Defining social capital. Social capital is the collective value of social networks — business associations, church committees, and community organizations, for example — coupled with the ideas of reciprocity and cooperation.

“There’s a lot of interest in the subject,” Feldstein says. “It’s become more and more global, and people are feeling somewhat of a disconnection from their own community. They can turn on the TV news and learn about what’s going on in Bosnia, but they don’t know what’s going on down the street.

“Social capital is a sense of connection and safety and trust in a community,” he continues. “And certainly, that’s something many of us miss.”

Increasing social capital. Increasing social capital is rooted in establishing and maintaining solid relationships, which can be hindered by several obstacles, including economic gaps and growing diversity.
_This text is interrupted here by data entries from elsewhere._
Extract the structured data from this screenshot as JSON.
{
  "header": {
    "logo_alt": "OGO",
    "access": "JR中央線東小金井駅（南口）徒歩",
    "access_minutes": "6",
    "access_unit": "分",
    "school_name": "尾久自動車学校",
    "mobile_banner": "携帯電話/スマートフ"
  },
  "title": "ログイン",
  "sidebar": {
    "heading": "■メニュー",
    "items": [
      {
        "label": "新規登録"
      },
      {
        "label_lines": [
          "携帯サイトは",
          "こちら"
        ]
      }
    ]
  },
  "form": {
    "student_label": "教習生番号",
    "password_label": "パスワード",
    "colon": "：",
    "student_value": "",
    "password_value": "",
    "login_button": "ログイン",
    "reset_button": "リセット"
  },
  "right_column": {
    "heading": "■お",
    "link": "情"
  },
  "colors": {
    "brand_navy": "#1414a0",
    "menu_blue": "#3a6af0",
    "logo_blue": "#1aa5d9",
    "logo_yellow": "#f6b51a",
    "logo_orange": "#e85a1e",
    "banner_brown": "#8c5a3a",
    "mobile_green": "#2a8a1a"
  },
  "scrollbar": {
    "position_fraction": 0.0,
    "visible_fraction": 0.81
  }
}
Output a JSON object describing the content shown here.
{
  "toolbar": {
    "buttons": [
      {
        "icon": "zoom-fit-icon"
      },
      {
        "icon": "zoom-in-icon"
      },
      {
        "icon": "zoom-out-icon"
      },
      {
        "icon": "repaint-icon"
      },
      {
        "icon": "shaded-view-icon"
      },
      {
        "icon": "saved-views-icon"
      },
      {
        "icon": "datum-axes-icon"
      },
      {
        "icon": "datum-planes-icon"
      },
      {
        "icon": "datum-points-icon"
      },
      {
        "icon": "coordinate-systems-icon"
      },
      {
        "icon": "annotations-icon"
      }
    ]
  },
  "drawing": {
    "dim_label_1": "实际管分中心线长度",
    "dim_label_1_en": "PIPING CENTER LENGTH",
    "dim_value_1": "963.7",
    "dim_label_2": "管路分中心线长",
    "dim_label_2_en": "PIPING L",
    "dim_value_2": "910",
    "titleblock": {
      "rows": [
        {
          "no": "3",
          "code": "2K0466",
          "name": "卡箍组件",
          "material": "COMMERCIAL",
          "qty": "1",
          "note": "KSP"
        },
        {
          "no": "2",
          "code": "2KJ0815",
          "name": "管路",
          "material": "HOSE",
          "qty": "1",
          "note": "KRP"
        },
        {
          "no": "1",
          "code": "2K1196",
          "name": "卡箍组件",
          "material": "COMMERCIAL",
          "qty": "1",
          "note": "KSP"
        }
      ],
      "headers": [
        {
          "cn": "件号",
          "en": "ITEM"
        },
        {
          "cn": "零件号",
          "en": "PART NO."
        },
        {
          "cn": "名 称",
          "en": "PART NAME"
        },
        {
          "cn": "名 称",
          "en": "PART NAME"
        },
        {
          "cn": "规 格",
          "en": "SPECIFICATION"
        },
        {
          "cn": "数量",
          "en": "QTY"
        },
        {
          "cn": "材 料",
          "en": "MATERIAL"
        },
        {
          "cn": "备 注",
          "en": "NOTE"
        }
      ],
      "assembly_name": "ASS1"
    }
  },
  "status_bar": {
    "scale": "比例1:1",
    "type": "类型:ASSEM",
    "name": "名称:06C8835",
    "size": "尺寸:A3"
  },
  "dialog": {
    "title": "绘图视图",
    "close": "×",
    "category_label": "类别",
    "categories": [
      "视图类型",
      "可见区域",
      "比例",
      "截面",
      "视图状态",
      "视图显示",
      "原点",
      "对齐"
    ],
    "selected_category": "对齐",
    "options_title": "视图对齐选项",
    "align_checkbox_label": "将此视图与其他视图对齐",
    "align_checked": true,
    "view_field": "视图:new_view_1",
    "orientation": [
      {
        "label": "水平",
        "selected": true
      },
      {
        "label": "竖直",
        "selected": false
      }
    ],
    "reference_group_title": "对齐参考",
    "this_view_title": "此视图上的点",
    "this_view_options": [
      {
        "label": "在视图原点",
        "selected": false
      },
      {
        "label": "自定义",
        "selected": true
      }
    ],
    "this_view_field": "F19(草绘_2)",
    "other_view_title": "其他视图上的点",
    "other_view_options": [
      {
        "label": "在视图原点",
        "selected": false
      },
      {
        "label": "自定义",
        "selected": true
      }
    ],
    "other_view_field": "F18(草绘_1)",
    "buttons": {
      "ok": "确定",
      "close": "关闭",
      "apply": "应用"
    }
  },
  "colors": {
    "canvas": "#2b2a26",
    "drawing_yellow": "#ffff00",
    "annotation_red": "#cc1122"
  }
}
“The growing economic gap makes it harder to establish a sense of trust in communities,” he says. “It’s a barrier.” The same goes for diversity, which he says extends beyond race and into small business vs. big-box, longtime residents vs. newcomers, and working mothers vs. stay-at-home moms.

“As diversity grows rapidly in America, in the short run it causes divides,” he says. “It causes people to hunker down like turtles and bury their heads.” However, the communities that can increase their social capital are likely to have higher educational achievement, less crime, well-performing governments, better community relations, and faster economic growth, Feldstein says.

In New Hampshire, for example, his foundation has helped to preserve 100,000 acres in less than five years. Completing that task would have been impossible without social capital, which the foundation used to connect civic leaders, as well as find available money and resources.

“We spend a lot of time trying to influence public policy,” says Feldstein, a registered lobbyist. “Those discussions fuel me. We don’t believe that the things we care most about can be accomplished with only the grant money afforded to us. We need the private sector’s help.”

But, he adds, “Money is not tied to social capital. It’s useful but not necessary. By itself, it’s certainly not the answer.”

Ways to build social capital. “There is no simple magic bullet but there are a hundred things people can do to build social capital — from volunteering at church to taking food to a shut-in neighbor, to coaching Little League,” Feldstein says.

Better Together offers 150 ways to build social capital on its website, www.bettertogether.org. Ideas, big and small, include volunteering, avoiding gossip, becoming a mentor, planning a pot-luck dinner, and joining a bowling team.

“The motto in ‘Cheers,’ where everybody knows your name, captures one important aspect of social capital,” according to a passage on the Web site. “Social capital can be found in friendship networks, neighborhoods, churches, schools, bridge clubs, civic associations, and even bars.”